La Naissance de Vénus de Cabanel (1863, Musée d'Orsay)
Enfin, la Venus du Musée de Dresde peinte par Giorgione (Staatliche Kunstsammlungen Museum), endormie dans un paysage solaire de couleur miel sans que la pensée de sa nudité ne l'effleure un
instant, comme si elle s'élevait du monde matériel.

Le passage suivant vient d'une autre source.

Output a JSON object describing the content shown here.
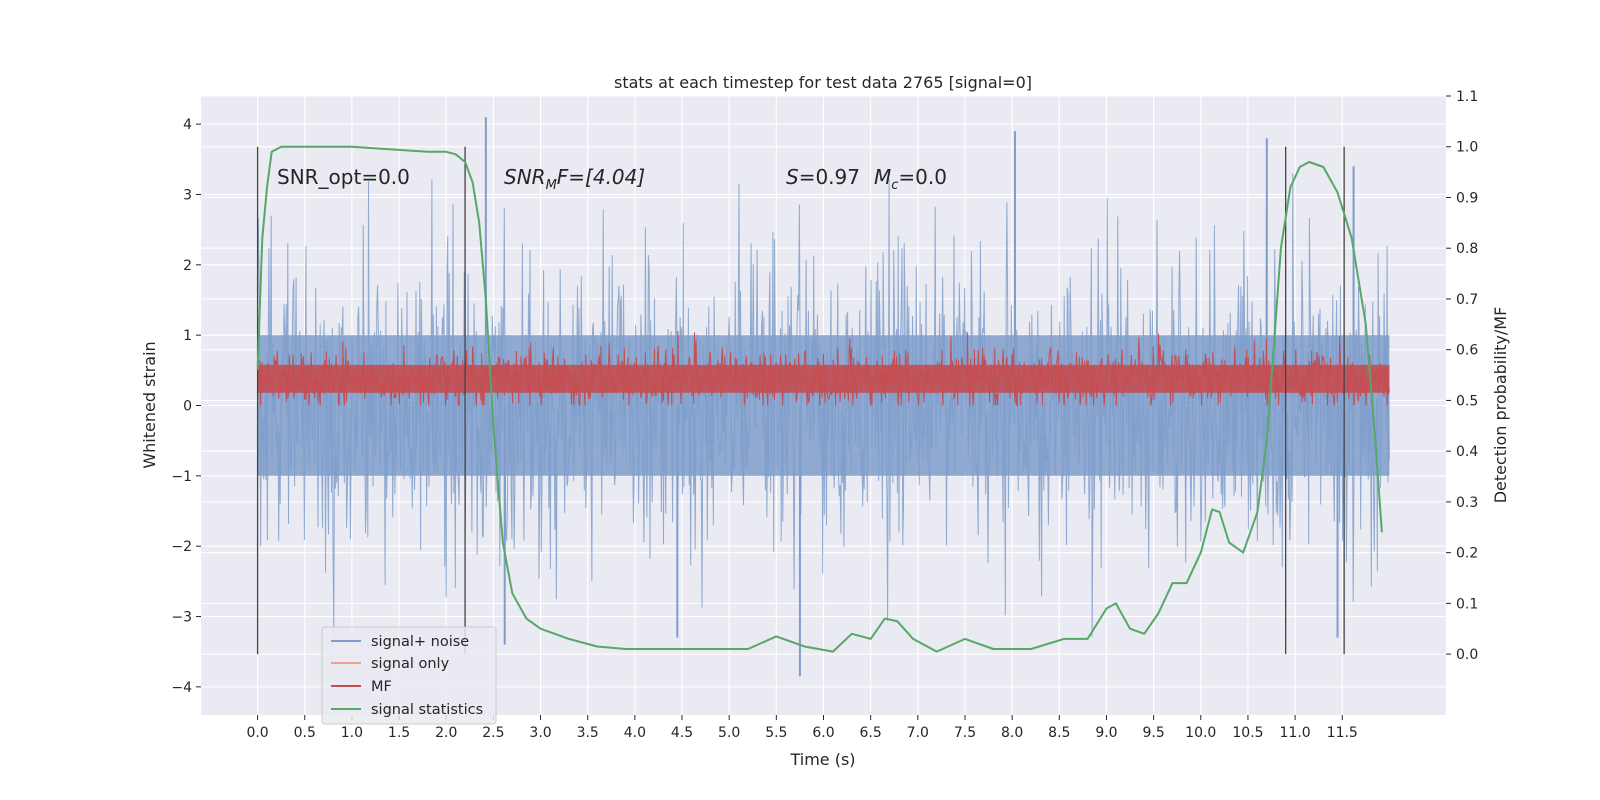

Ici, tout au contraire, Ungerer nous montre que la femme étale sans pudeur son corps dont les formes rebondies accentuent la matérialité. Les lunettes nous renvoient à notre propre
voyeurisme.
Ce nu féminin est débarrassé de tout alibi mythologique et apparaît pour ce qu'il est : sa seule finalité est de stimuler le désir, la consommation - consumation des plaisirs. Ainsi la femme
porte-t-elle un doigt à sa bouche, dans une pose assez stéréotypée. Ungerer nous entraîne vers une prise de conscience des ressorts idéologiques et moraux des stéréotypes de la pornographie
véhiculés par l'imagerie de la société de consommation et la représentation des féminités stéréotypées extraites des magazines de mode (ou des tableaux célèbres).
L'attitude iconoclaste de l'artiste touche au fondement même de l'art et à ses enjeux : que sont la culture classique et la culture de masse aux Etats - Unis
en 1967 ? Quelle est leur place respective?
Ungerer désacralise les chefs d'oeuvre universellement respectés et admirés et effectue un travail de sape de toutes les catégories traditionnelles de l'art.
Le monument, la sculpture de la statue de la Liberté, elle aussi est victime d'une parodie. Sont juxtaposés plusieurs genres de l'histoire de l'art : le nu, la sculpture monumentale et, pour
finir, l'affiche.
Les formes exagérément rondes de la femme allongée tournent le dos aux propriétés traditionnelles de la sculpture qui sont la rigidité et la verticalité.
Par son irrévérence à l'égard des canons de l'esthétique classique et de la hiérarchie des genres, Ungerer s'élève contre les normes, les traditions, contre la
société bourgeoise et puritaine, contre sa culture et exprime sa révolte face à l'hypocrisie d'un "'ordre moral" qui fait se continuer une guerre.